'This is not the petition response you're looking for' - Death Star plans rejected by White House
Statement says the White House is keen to emphasise its belief in galactic peace, saying that it does not support the blowing up of other planets
Sunday 13 January 2013
The US government has rejected a petition calling for the building of a Death Star battle-station, on the grounds that the administration does not support the destruction of other planets.
The proposals were submitted on the White House website, where they attracted 34,000 signatures, meaning it qualified for an official response.
The White House is obliged to respond to all petitions that get more than 25,000 signatures.
In a tongue-in-cheek response a senior US government official said the Obama administration "does not support blowing up planets".
The official also said the cost of building the Death Star, estimated to be around $850 quadrillion, was too high.
Star Wars fans submitted the petition saying the building of the giant battle-station, which is armed with a superlaser with the power to obliterate planets, would spur job creation and strengthen defence.
The petition called on the government to begin construction by 2016.
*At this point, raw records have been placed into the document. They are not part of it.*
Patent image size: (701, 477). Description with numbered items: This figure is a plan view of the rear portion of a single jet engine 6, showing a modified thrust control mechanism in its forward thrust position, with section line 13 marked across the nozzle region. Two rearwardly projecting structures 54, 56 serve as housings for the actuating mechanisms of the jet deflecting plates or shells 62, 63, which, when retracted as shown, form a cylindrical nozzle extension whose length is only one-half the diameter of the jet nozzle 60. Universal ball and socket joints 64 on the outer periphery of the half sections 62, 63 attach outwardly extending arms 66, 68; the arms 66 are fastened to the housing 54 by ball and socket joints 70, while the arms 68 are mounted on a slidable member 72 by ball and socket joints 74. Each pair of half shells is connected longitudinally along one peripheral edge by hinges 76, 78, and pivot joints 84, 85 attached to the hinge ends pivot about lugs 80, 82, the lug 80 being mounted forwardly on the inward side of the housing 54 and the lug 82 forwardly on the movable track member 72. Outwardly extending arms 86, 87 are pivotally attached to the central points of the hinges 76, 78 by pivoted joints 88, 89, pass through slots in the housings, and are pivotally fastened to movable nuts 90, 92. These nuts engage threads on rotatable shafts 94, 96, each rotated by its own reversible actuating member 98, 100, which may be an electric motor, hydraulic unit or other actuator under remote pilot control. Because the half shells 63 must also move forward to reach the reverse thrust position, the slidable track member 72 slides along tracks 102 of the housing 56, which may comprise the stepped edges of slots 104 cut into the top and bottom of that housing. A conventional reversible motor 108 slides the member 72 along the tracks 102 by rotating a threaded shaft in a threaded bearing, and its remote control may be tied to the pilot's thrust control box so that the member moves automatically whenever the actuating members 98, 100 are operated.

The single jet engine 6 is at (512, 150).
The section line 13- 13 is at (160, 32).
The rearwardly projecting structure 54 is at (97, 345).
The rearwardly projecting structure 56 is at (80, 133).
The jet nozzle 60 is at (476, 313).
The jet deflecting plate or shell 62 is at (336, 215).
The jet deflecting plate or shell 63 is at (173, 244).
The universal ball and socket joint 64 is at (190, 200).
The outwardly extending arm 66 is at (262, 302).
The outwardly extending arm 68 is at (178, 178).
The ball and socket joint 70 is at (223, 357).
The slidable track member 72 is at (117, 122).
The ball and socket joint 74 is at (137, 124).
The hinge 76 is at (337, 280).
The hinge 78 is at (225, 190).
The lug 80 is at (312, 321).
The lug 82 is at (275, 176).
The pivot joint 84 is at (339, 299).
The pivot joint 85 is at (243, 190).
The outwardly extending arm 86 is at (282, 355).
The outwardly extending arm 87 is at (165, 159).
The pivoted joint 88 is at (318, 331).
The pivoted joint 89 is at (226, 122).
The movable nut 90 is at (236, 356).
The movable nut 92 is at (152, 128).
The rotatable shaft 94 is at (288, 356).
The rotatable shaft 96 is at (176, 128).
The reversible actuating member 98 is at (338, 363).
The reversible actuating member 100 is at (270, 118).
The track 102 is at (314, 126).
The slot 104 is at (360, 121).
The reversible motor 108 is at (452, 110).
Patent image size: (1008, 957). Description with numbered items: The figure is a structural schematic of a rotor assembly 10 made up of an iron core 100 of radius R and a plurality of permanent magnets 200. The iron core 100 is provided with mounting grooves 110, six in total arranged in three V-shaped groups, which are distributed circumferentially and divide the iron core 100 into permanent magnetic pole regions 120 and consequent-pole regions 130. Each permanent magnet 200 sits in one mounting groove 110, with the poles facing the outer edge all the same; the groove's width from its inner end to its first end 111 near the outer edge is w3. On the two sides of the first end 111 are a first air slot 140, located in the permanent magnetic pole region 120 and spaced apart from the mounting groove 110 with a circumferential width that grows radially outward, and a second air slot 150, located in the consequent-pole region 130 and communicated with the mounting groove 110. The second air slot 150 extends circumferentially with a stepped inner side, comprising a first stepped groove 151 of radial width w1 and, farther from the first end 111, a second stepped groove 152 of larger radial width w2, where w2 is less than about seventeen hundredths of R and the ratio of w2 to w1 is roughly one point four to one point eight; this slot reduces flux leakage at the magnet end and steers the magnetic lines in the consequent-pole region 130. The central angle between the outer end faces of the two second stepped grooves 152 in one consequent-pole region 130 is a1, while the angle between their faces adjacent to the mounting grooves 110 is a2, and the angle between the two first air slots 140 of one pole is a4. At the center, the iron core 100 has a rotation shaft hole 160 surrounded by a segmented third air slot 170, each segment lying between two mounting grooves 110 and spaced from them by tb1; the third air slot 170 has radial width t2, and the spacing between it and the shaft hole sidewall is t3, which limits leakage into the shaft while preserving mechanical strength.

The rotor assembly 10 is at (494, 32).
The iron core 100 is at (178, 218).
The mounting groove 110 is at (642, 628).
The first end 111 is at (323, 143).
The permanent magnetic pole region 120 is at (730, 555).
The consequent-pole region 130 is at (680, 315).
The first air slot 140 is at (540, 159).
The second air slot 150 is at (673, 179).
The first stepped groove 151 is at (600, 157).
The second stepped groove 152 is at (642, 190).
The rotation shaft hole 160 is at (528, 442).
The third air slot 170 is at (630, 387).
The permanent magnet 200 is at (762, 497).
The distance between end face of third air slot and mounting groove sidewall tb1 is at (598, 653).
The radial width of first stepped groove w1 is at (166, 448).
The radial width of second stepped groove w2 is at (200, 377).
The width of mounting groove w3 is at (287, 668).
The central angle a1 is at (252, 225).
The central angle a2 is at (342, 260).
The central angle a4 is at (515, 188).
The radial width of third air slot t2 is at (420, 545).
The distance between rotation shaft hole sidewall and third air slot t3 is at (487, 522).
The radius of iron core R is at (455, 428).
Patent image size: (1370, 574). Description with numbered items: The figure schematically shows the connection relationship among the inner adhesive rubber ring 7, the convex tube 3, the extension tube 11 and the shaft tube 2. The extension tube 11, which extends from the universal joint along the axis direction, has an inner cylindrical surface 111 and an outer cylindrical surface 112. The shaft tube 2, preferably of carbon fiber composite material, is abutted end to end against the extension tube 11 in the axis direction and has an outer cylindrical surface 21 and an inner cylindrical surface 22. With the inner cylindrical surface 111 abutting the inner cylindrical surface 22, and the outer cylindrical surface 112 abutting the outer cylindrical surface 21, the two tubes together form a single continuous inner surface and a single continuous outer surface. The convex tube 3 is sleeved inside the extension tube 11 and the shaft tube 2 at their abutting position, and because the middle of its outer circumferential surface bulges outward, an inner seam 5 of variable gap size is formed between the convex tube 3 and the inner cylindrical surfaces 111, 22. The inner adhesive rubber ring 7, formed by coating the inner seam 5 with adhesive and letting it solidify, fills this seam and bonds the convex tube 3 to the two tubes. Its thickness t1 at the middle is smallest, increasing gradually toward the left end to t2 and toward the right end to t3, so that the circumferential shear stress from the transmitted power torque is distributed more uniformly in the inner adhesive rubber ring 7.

In a lengthy statement on the White House website entitled: 'This is not the petition response you're looking for', Paul Shawcross, Chief of the Science and Space Branch of the White House Office of Management and Budget, writes: "The construction of the Death Star has been estimated to cost more than $850,000,000,000,000,000. We're working hard to reduce the deficit, not expand it."
It goes on to state that the administration "does not support blowing up planets", and asks: "Why would we spend countless taxpayer dollars on a Death Star with a fundamental flaw that can be exploited by a one-man starship?"
The statement goes on to draw comparisons between a Death Star and the football field-sized International Space Station.
It also points out that the Nasa Mars Rover is equipped with a laser.
The statement also says the White House is keen to emphasis its belief in galactic peace.
Mr Shawcross signs off by urging students to pursue careers in science-related fields.
"If you do pursue a career in a science, technology, engineering or math-related field, the Force will be with us!" he wrote.
"Remember, the Death Star's power to destroy a planet, or even a whole star system, is insignificant next to the power of the Force."